I really didn’t want to write this post because I’m a little sick of reading posts about thanksgiving. I mean, don’t get me wrong, there’s a lot of great stuff out there and it is really beneficial to read. But I have to admit, every time I see a post with the title “Thanksgiving” in it, I kind of just skim through it.
It’s not that I’m not thankful. I’m just tired of feeling guilted into being thankful. You know? I feel like, “gosh, I’m never going to be able to thankful enough.” When everyone keeps telling me to be thankful it makes me question whether or not I really am thankful; and if I am, is it enough? Do I measure up?
And yet, I needed to say something about gratitude. So here we are. Feel free to skip this post if you are sick of Thanksgiving musings from un-profound stay-at-home-mamas. I don’t have a lot new to add. But it is from my heart.
So, I’ve been a bit of a toddler lately. Perhaps Parker’s behavior is rubbing off on me. Regardless, every time I don’t get what I want, I break down crying and questioning God’s plan for my life. Over simple things. Ridiculous things. You wouldn’t want to be friends with me if you knew how little it took to make me feel like my life is falling apart. Like going around to get Parker out of his side of the car only to realize that I forgot to unlock the car and have to go back to the driver’s side, hit unlock, and then go back around.
Yeah, it’s silly stuff like that that ruins my day.

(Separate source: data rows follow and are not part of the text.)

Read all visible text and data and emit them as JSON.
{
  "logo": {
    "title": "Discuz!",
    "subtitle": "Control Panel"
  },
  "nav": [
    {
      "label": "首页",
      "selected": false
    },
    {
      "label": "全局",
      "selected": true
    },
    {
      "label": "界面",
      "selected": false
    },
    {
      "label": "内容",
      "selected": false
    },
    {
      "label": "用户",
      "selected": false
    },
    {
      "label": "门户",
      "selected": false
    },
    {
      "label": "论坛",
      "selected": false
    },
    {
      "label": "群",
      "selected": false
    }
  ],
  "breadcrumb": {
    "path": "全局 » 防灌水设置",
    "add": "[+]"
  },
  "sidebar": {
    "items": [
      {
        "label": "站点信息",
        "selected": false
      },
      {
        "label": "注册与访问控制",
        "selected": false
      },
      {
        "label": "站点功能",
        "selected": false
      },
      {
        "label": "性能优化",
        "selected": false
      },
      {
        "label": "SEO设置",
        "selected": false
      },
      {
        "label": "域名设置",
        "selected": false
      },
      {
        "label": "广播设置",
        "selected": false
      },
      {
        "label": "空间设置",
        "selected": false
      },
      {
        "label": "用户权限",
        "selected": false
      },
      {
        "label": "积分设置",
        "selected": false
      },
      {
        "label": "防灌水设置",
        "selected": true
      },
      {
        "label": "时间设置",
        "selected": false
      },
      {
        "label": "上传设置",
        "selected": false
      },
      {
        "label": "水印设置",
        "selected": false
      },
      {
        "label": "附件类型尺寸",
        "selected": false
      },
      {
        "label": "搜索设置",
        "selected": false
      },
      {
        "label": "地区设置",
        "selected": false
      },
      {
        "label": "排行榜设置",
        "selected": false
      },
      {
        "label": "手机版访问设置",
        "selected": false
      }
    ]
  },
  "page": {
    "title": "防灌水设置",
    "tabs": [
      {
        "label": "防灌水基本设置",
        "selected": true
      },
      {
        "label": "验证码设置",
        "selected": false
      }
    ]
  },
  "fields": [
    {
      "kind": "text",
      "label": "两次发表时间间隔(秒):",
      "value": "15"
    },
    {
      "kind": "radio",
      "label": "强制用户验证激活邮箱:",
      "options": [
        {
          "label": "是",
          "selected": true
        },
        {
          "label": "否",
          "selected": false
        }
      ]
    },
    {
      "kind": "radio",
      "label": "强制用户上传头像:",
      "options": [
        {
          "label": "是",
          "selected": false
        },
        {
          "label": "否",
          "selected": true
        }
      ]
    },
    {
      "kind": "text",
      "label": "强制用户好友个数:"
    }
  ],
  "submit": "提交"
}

So you can imagine what it’s like when something bigger happens. Like I start throwing up after a night where Parker was up most of the night, when I’m taking care of him by myself because my husband is out of town, and we might have to reschedule special weekend plans for the second time in two weeks, because the previous week Parker threw up 7 times in one night, which happened the same day I found out I had gestational diabetes and had to start a whole new diet plan and check my blood sugar four times a day.
Yeah, it isn’t pretty what happens then. I’m basically a big puddle of goo, blubbering on and on about how I don’t understand why God won’t give me rest when he promises it in his Word and I believe he can do whatever he wants to do. And yet he doesn’t seem to care. I wouldn’t want to imagine how I’d respond if something really serious happened. I think a knock-down-drag-out-toddler-tantrum is about what you’d see. Ugly.
So, as I was pitying myself and my lack of sleep and health and rest and the “easy” life, it hit me. I have EVERYTHING I need. Because you know what? I only need Jesus. I want a bunch of other stuff, but I only need Jesus.
That shut me up. And I haven’t really been able to shake that thought since then. Anytime something even remotely crummy happens, I think — “but I have Jesus. I know him. He calls me his child. He provides peace in the midst of feeling like I can never find peace. I only need Jesus. And he promises never to leave or change.” You see, when he tells me “no” he also says, “I am all you need.” And that’s pretty amazing. Pretty darn amazing indeed.
So that’s what I am thankful for today. How about you?